The principal symptoms of nasal allergies are clear or white mucus that runs from the nose, itchy nose, and watery eyes. Most people tend to recover from these symptoms if they get away from the offending allergen. If the allergen, like a cat or houseplants, remains nearby, people can develop chronic allergies. They may feel like they always have serious congestion.
What shouldn’t be felt is sensation of pain or pressure around the eyes, cheeks and forehead. Also unusual would be any kind of fever. Nasal discharge should be white or milky, and discharge that is green, grey or dark yellow, and gets bloody is not standard. These symptoms indicate sinus infection: pressure, pain, thicker colored mucus, and possibly fever. Both conditions can last a long time, but sinus infections last far longer than transient allergies.
Understanding the differences between allergies and sinus infection leads to questions about how each are treated. For brief allergies, no treatment may be necessary. Alternately, some people with seasonal allergies take an occasional antihistamine, as needed, if they have considerable pollen exposure. Chronic allergies are generally better treated on a daily basis with medicines that can help reduce inflammatory response. These could include nasal spray or oral medications.
Treating chronic allergies may be advised because some people have allergies and sinus infection concurrently, or they’re prone to infection when allergic response isn’t under control. As mucus is allowed to sit or get stuck in the sinuses it can become a breeding ground for germs like strep or for certain fungi. Some sinus infections are avoided by reducing inflammation so that the ability to breed germs in the sinuses is reduced.

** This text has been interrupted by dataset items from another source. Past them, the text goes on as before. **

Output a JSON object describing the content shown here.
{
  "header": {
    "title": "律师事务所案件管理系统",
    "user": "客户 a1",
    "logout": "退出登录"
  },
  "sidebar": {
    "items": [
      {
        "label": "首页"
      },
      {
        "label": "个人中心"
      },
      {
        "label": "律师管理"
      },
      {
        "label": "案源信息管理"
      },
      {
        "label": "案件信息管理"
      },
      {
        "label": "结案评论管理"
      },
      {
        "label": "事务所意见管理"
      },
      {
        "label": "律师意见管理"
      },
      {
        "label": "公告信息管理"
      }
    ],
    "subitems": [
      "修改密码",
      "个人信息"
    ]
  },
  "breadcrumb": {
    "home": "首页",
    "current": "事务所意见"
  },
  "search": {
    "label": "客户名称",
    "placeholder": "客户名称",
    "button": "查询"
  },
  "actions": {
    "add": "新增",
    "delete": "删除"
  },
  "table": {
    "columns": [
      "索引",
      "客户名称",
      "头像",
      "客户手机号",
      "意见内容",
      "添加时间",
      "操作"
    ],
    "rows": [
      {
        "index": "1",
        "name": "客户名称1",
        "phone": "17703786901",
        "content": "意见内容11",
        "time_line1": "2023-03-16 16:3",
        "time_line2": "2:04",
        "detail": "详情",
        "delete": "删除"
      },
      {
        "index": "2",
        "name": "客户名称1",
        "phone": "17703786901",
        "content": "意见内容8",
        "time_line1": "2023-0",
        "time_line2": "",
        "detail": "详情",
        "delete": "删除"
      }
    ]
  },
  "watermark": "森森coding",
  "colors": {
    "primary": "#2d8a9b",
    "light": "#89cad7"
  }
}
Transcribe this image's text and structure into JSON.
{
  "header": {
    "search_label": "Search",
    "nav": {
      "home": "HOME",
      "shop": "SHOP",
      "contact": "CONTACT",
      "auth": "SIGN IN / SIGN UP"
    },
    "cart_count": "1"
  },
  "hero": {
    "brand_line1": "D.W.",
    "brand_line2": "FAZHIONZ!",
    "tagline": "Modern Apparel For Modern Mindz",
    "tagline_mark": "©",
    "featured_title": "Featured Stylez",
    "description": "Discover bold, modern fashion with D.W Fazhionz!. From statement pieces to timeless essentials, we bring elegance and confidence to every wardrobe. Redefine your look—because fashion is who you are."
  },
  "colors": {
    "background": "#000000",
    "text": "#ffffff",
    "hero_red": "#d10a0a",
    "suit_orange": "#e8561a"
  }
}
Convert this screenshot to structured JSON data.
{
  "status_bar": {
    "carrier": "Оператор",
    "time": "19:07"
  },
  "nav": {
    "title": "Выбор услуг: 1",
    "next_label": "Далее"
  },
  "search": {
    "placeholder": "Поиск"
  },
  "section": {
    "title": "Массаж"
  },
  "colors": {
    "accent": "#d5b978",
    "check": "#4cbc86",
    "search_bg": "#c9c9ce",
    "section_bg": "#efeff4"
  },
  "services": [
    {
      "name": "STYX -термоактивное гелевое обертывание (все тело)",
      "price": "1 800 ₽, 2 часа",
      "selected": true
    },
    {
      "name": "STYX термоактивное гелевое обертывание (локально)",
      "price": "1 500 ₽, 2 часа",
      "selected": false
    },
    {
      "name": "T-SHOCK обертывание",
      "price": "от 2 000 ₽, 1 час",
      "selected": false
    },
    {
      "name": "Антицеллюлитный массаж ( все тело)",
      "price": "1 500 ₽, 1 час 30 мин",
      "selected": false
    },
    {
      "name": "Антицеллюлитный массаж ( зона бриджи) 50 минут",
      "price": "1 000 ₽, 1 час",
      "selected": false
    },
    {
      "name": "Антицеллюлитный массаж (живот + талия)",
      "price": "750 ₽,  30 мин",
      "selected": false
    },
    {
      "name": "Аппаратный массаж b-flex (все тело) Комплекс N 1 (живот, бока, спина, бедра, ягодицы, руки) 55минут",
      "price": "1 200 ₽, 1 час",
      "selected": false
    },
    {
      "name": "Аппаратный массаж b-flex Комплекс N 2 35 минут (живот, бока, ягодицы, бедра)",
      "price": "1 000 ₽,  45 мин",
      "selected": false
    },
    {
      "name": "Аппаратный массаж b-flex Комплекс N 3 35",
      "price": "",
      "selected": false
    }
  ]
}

When a sinus infection is not avoided, it will require treatment. Most people have common bacterial infections and take antibiotics for a few weeks. Some people get fungal infections instead. These are harder to identify, but once diagnosed, they require antifungal medication. Another of the differences between allergies and sinus infection is that any type of antihistamine may have little to no effect on sinusitis, and certainly won’t cure the illness. In the reverse, antibiotics or antifungal medicines don’t tame chronic allergies.
Allergies are generally more seasonal, also, while a sinus infection can happen any time. Sinus pain and pressure doesn't necessarily mean the person is working a sinus infection, but it does mean the sinuses are inflamed, which can happen for a variety of reasons.
A low-grade sinus infection rarely presents many symptoms and usually goes mostly unnoticed until it flares up as a for-real sinus infection, or worse, bronchitis.
Fever and blood in the sputum should mean the person goes to the doctor for a check-up, and antibiotics, if necessary.